[PRÉ-COP30]Conservação Internacional defende soluções de infraestrutura verde-cinza para adaptação costeira durante a Pré-COP30 em Brasília

outubro 14, 2025

Evento destacou a importância de integrar ciência, políticas públicas e Soluções Baseadas na Natureza para fortalecer a resiliência climática das cidades costeiras brasileiras. 

Brasília (DF), 14 de outubro de 2025 — A Conservação Internacional (CI-Brasil) participou nesta terça-feira (14) do seminário “Resiliência Climática e Redução de Riscos em Cidades Costeiras”, realizado pelo Ministério das Cidades em parceria com o Escritório das Nações Unidas para a Redução do Risco de Desastres (UNDRR). O evento integrou a programação oficial da Pré-COP30, que antecede a Conferência do Clima das Nações Unidas (COP30), marcada para novembro, em Belém (PA).  

O encontro reuniu representantes de ministérios, agências internacionais, governos locais, setor privado e especialistas para discutir os impactos da elevação do nível do mar e caminhos para fortalecer a adaptação climática e a resiliência urbana nas cidades costeiras brasileiras.  

Durante o evento, a Conservação Internacional apresentou a proposta de infraestruturas verde-cinza como solução integrada de adaptação climática, proteção costeira e provisão de serviços ecossistêmicos. A abordagem combina engenharia tradicional (“cinza”) com Soluções Baseadas na Natureza (“verde”), promovendo benefícios múltiplos: proteção da linha de costa contra erosão e avanço do mar, regulação térmica, melhoria da qualidade da água e criação de espaços urbanos verdes e turísticos.  

Segundo Renan Alves, Gerente de Carbono Azul da CI-Brasil, as infraestruturas verde e cinza são um exemplo concreto de como unir ciência, política pública e desenvolvimento local. “A elevação do nível do mar é um fenômeno de início lento, mas de grande impacto. As soluções verde-cinza representam uma forma de planejar o futuro com inteligência climática, combinando tecnologia e natureza para proteger pessoas, cidades e ecossistemas. Essa integração é essencial para tornar nossas cidades costeiras mais resilientes e sustentáveis”, afirmou.  

O ministro das Cidades, Jader Barbalho Filho, destacou que o governo federal tem buscado fortalecer políticas voltadas à adaptação, como o Novo PAC - Eixo Cidades Resilientes, o Programa Cidades Verdes e Resilientes. “Temos instrumentos importantes em andamento, mas ainda precisamos avançar no reconhecimento das chamadas ‘cidades oceânicas’, aquelas localizadas em até 150 quilômetros da costa”, disse o ministro.  

O secretário-executivo substituto do Ministério da Integração e do Desenvolvimento Regional (MIDR), Tito Lívio, reforçou a importância de decisões baseadas em evidências científicas e na integração entre setores. De acordo com ele, dispomos de tecnologias e modelos eficazes, mas precisamos de maior incentivo político e técnico para colocá-los em prática. “Decisões baseadas em evidências científicas são fundamentais para garantir a efetividade e a escalabilidade das soluções”, destacou.  
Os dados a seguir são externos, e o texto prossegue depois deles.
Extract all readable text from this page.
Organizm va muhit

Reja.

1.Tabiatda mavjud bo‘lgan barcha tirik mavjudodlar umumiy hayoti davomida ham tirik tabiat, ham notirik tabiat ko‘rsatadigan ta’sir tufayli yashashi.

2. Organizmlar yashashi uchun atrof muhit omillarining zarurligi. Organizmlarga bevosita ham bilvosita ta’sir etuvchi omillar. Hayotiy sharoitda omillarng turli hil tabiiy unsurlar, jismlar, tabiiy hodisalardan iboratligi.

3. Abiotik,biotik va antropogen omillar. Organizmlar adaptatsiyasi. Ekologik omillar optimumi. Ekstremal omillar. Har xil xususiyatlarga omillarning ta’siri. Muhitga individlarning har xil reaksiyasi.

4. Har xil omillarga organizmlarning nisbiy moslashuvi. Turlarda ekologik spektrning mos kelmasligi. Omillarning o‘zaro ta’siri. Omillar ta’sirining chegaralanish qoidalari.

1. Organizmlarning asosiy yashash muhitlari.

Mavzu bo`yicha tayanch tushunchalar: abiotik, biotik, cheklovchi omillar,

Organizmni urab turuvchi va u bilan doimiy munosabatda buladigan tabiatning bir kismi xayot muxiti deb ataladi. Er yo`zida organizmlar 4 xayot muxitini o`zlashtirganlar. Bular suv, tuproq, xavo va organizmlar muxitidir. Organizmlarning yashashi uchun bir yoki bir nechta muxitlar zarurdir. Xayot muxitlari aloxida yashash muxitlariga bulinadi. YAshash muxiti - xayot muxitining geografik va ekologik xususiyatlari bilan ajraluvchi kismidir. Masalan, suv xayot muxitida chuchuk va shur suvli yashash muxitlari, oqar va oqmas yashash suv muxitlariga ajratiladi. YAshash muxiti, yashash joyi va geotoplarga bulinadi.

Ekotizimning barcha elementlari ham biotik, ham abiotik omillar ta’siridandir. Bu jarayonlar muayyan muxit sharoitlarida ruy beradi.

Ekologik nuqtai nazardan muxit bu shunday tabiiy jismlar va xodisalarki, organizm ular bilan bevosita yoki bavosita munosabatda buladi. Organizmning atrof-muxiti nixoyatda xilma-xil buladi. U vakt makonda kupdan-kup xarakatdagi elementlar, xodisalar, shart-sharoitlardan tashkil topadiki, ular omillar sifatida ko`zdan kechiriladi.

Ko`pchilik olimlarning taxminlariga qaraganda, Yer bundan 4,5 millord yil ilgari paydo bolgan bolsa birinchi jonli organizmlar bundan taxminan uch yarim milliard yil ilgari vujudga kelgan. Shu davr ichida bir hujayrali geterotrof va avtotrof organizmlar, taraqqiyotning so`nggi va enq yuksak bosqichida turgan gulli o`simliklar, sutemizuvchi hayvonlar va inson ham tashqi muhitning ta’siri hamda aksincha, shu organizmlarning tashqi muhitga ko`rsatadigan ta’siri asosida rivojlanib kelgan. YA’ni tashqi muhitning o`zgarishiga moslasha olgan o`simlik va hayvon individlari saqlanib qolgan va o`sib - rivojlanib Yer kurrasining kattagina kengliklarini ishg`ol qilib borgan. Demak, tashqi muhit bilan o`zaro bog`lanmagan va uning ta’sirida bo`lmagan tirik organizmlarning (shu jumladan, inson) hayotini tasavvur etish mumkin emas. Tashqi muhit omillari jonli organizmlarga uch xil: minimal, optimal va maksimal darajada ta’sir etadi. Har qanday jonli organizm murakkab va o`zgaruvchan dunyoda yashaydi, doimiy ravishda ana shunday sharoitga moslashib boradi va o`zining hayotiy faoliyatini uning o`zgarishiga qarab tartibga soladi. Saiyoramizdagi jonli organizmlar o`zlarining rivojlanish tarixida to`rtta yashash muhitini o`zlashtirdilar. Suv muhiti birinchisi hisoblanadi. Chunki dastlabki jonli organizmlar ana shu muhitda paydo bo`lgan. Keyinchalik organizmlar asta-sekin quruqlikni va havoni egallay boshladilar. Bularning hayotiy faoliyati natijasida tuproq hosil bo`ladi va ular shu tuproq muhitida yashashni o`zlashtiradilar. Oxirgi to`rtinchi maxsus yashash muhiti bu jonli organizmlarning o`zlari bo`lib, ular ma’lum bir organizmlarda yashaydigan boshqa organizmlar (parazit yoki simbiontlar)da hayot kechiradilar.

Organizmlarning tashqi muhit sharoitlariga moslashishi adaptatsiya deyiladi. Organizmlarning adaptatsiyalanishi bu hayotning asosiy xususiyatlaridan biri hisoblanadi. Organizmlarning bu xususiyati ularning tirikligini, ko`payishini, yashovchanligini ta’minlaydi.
A enviada especial do Oceano da Presidência da COP30, Marinez Scherer, também destacou a dimensão do desafio. Segundo ela, “cada 10 centímetros de elevação do nível do mar representam cerca de 10 metros de perda de território”, o que coloca quase 2 mil municípios brasileiros em situação de vulnerabilidade direta ou indireta aos efeitos da elevação do nível do mar.  

IMPACTO CI-BRASIL 

A Conservação Internacional (CI-Brasil) tem atuado para ampliar o conhecimento científico e a gestão territorial voltados à resiliência costeira da Amazônia. Em recente iniciativa de mapeamento participativo, realizado em parceria com a Caterpillar Foundation e ICONIQ, foram identificados 36 pontos de impacto aos manguezais e comunidades locais causados por desmatamento, erosão e obras de infraestrutura ao longo da costa do Pará e do Amapá. 

Desse total, 32 pontos estão localizados no Pará e 4 no Amapá, além de 3 áreas adicionais com projeções de construção de novas infraestruturas na região. O mapeamento também apontou que 63,89% das atividades registradas apresentam alto potencial de impacto, reforçando a urgência de incorporar Soluções Baseadas na Natureza (SBNs) e planejamento costeiro integrado nas políticas públicas. 

O mapeamento demonstra, na prática, a importância de integrar ciência, governança e comunidades locais na construção de uma infraestrutura costeira resiliente, capaz de proteger tanto as pessoas quanto os ecossistemas que sustentam a vida.